I think Girl Plus One has a unique voice. The protagonist, far from being an angst-filled Bridget Jones type, has a more confident voice, which I think is unique to the time we're living in India now. I also think the book deals with topics in a matter-of-fact way, rather than as a loaded moral quandary. And also, I think Mumbai, the city, is a strong character in the book.
What is your opinion of the ‘chick-lit' genre in general?

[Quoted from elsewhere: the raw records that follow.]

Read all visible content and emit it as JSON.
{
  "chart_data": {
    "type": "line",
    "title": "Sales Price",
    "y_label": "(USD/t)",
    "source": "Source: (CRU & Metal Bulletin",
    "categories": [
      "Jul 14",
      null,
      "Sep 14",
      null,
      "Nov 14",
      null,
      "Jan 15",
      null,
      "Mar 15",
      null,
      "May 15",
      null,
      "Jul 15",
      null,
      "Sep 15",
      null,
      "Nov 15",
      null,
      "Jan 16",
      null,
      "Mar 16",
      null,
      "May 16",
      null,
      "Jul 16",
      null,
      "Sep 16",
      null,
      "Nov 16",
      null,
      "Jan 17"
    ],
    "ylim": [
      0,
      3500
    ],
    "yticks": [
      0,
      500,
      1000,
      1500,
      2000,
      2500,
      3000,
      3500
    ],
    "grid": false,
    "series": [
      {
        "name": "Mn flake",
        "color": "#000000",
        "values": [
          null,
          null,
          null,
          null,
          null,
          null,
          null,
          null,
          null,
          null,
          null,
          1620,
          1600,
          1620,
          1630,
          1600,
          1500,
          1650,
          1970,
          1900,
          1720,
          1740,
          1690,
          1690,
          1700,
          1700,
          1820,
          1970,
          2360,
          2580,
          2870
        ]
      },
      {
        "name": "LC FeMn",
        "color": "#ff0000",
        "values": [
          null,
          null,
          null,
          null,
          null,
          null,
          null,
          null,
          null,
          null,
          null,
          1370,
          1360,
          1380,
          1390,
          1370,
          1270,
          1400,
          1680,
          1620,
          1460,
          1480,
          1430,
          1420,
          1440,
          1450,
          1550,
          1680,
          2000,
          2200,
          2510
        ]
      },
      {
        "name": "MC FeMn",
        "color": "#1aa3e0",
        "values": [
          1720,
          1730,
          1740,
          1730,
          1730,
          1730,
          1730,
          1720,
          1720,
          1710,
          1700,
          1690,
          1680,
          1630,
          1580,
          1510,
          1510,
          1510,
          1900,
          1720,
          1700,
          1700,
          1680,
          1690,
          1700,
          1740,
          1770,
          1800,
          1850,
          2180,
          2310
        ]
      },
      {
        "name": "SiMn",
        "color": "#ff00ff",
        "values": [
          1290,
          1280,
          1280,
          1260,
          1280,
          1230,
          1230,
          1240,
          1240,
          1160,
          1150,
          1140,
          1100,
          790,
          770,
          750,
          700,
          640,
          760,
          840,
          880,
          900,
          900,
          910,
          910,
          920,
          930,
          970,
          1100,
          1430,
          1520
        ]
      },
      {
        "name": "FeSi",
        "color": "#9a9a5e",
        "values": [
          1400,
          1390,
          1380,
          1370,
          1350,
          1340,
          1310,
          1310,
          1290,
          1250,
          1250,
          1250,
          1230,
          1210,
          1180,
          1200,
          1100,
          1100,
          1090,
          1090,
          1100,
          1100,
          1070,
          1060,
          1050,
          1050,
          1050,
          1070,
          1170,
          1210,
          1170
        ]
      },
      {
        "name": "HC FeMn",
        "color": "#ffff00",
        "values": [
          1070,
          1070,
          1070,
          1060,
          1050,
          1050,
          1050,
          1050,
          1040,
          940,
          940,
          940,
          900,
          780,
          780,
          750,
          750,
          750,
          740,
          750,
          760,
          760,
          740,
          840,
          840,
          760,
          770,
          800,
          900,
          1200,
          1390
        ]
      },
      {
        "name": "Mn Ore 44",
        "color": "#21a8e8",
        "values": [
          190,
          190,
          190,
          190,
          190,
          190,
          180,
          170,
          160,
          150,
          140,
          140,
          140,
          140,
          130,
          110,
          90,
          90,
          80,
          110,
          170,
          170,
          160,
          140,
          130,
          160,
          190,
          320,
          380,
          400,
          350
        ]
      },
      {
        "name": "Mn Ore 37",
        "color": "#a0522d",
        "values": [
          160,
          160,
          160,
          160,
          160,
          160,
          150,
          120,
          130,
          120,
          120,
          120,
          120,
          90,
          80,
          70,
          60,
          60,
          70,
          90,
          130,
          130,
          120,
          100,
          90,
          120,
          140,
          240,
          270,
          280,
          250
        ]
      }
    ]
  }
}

I do think that people use the term chick-lit in a dismissive way, which is kind of sad, because I think a lot of the chick-lit I've read has painted a pretty accurate portrait of the way women see popular culture at any given point in time. I think a lot of it has interesting insights on relationships and issues that are unique to women, so I think dismissing it as an entire genre is a bit close-minded. Frankly, I consider Jane Austen chick-lit; Pride and Prejudice was all about getting the bad boy! And yet, she's considered a classic, so.... That said I never intended to do anything but write a fun, readable, relatable book; something that makes you laugh a bit, makes you think back on that guy you knew, or that time you hung out with your best friends... So if people enjoy my book for being just what it's meant to be, I think that makes it a success!
About Rhea …
I was born in Bombay [Mumbai], and when I was seven, we moved to Bangalore. I did my undergraduate degree at Brown University in Providence, Rhode Island. My masters in journalism was at New York University. And I also worked in Manhattan after that. Growing up, I was exposed to a lot of great things in life, culturally, and in terms of the people I knew. It broadened my world view. Funnily enough, though, I avoided journalism quite deliberately for a while because my mother [Ammu Joseph] is an accomplished journalist, herself. But eventually I realised that wasn't a good enough reason to not do something I was naturally good at and enjoyed.
On the anvil…
Nothing that I can talk about, yet. But will I write another book? Yes. I've developed a taste for it!
The ‘Mallu' connection
I can't say a whole lot about that because, frankly, I didn't spend a ton of time in Kerala - except occasionally to visit family, or later, to do the whole backwater thing (which I love!). My mother's (Ammu Joseph) side of the family is Malayali – we're a family of writers and so I certainly inherited these particular genes from this side. And appam and stew is a favourite!